Fino a maggio 2026, le aziende americane hanno annunciato quasi 90.000 tagli legati all'AI — dato riportato da Yahoo Finance nel giugno 2026. Il Boston Consulting Group, nel suo report del 2025 sull'automazione del lavoro, stima che nei prossimi cinque anni fino al 15% dei posti di lavoro statunitensi potrebbe essere eliminato o significativamente trasformato — una proiezione che riguarda ruoli ad alta componente di compiti strutturati e ripetitivi. Sono numeri che fanno effetto, e che alimentano una narrazione abbastanza precisa: l'intelligenza artificiale è un bulldozer, e i posti di lavoro sono il marciapiede.
Beh. Un nuovo rapporto pubblicato a fine giugno 2026 da Ramp e Revelio Labs — che tracciano rispettivamente la spesa aziendale in AI e i dati occupazionali di quasi 22.000 aziende — racconta una storia un po' più complicata. E, a dirla tutta, parecchio più interessante.
La sintesi: le aziende che adottano l'AI con più intensità stanno assumendo più persone, non meno. Anche nei ruoli junior. Anche in quelli che tutti davano per spacciati.
Chi spende di più in AI sta assumendo di più: cosa dice davvero il rapporto?
L'adozione intensiva dell'AI è definita, nel rapporto Ramp-Revelio Labs 2026, come una spesa media di almeno 30 dollari per dipendente al mese nei primi tre mesi di utilizzo. È una soglia che, nel contesto degli strumenti enterprise attuali, si raggiunge con l'abbonamento a due o tre piattaforme AI attivamente usate — non un investimento straordinario, ma nemmeno una sperimentazione marginale. Le aziende che raggiungono questa soglia — i cosiddetti "high-intensity adopters" — hanno visto il loro organico crescere del 10,2%. Non è un dato trascurabile.

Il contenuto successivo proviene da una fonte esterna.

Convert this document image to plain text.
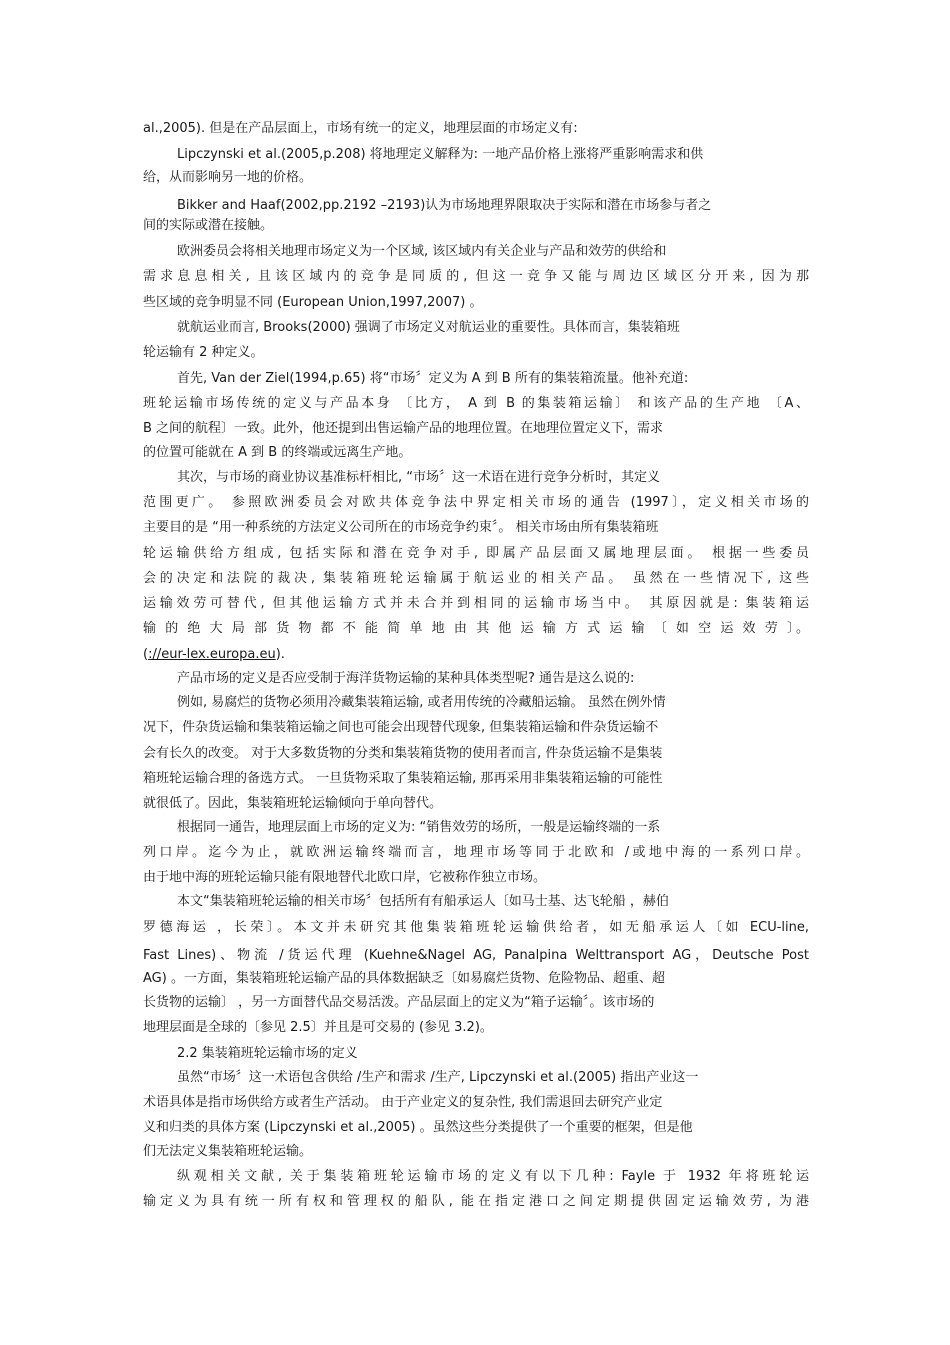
al.,2005). 但是在产品层面上，市场有统一的定义，地理层面的市场定义有:
Lipczynski et al.(2005,p.208) 将地理定义解释为: 一地产品价格上涨将严重影响需求和供
给，从而影响另一地的价格。
Bikker and Haaf(2002,pp.2192 –2193)认为市场地理界限取决于实际和潜在市场参与者之
间的实际或潜在接触。
欧洲委员会将相关地理市场定义为一个区域, 该区域内有关企业与产品和效劳的供给和
需求息息相关, 且该区域内的竞争是同质的, 但这一竞争又能与周边区域区分开来, 因为那
些区域的竞争明显不同 (European Union,1997,2007) 。
就航运业而言, Brooks(2000) 强调了市场定义对航运业的重要性。具体而言，集装箱班
轮运输有 2 种定义。
首先, Van der Ziel(1994,p.65) 将“市场〞定义为 A 到 B 所有的集装箱流量。他补充道:
班轮运输市场传统的定义与产品本身 〔比方， A 到 B 的集装箱运输〕 和该产品的生产地 〔A、
B 之间的航程〕一致。此外，他还提到出售运输产品的地理位置。在地理位置定义下，需求
的位置可能就在 A 到 B 的终端或远离生产地。
其次，与市场的商业协议基准标杆相比, “市场〞这一术语在进行竞争分析时，其定义
范围更广。 参照欧洲委员会对欧共体竞争法中界定相关市场的通告 (1997〕，定义相关市场的
主要目的是 “用一种系统的方法定义公司所在的市场竞争约束〞。 相关市场由所有集装箱班
轮运输供给方组成, 包括实际和潜在竞争对手, 即属产品层面又属地理层面。 根据一些委员
会的决定和法院的裁决, 集装箱班轮运输属于航运业的相关产品。 虽然在一些情况下, 这些
运输效劳可替代, 但其他运输方式并未合并到相同的运输市场当中。 其原因就是: 集装箱运
输 的 绝 大 局 部 货 物 都 不 能 简 单 地 由 其 他 运 输 方 式 运 输 〔 如 空 运 效 劳 〕。
(://eur-lex.europa.eu).
产品市场的定义是否应受制于海洋货物运输的某种具体类型呢? 通告是这么说的:
例如, 易腐烂的货物必须用冷藏集装箱运输, 或者用传统的冷藏船运输。 虽然在例外情
况下，件杂货运输和集装箱运输之间也可能会出现替代现象, 但集装箱运输和件杂货运输不
会有长久的改变。 对于大多数货物的分类和集装箱货物的使用者而言, 件杂货运输不是集装
箱班轮运输合理的备选方式。 一旦货物采取了集装箱运输, 那再采用非集装箱运输的可能性
就很低了。因此，集装箱班轮运输倾向于单向替代。
根据同一通告，地理层面上市场的定义为: “销售效劳的场所，一般是运输终端的一系
列口岸。迄今为止，就欧洲运输终端而言，地理市场等同于北欧和 /或地中海的一系列口岸。
由于地中海的班轮运输只能有限地替代北欧口岸，它被称作独立市场。
本文“集装箱班轮运输的相关市场〞包括所有有船承运人〔如马士基、达飞轮船 ，赫伯
罗德海运 ，长荣〕。本文并未研究其他集装箱班轮运输供给者，如无船承运人〔如 ECU-line,
Fast Lines)、物流 /货运代理 (Kuehne&Nagel AG, Panalpina Welttransport AG，Deutsche Post
AG) 。一方面，集装箱班轮运输产品的具体数据缺乏〔如易腐烂货物、危险物品、超重、超
长货物的运输〕 ，另一方面替代品交易活泼。产品层面上的定义为“箱子运输〞。该市场的
地理层面是全球的〔参见 2.5〕并且是可交易的 (参见 3.2)。
2.2 集装箱班轮运输市场的定义
虽然“市场〞这一术语包含供给 /生产和需求 /生产, Lipczynski et al.(2005) 指出产业这一
术语具体是指市场供给方或者生产活动。 由于产业定义的复杂性, 我们需退回去研究产业定
义和归类的具体方案 (Lipczynski et al.,2005) 。虽然这些分类提供了一个重要的框架，但是他
们无法定义集装箱班轮运输。
纵观相关文献, 关于集装箱班轮运输市场的定义有以下几种: Fayle 于 1932 年将班轮运
输定义为具有统一所有权和管理权的船队, 能在指定港口之间定期提供固定运输效劳, 为港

È la differenza tra un'azienda che si restringe e una che si espande, e in questo caso la variabile correlata è proprio la profondità con cui hanno integrato gli strumenti di AI nel lavoro quotidiano.
Il rapporto non specifica quante aziende, sul totale delle 22.000 monitorate, rientrano in questa categoria — un'informazione che cambierebbe il peso da attribuire al pattern. Il rapporto non pubblica il coefficiente di correlazione né descrive in dettaglio la metodologia statistica: quello che i dati mostrano è un'associazione consistente tra alta spesa in AI e crescita dell'organico, osservata nel periodo coperto dall'analisi. Non è dimostrata causalità, e il testo che segue va letto tenendo presente questo limite.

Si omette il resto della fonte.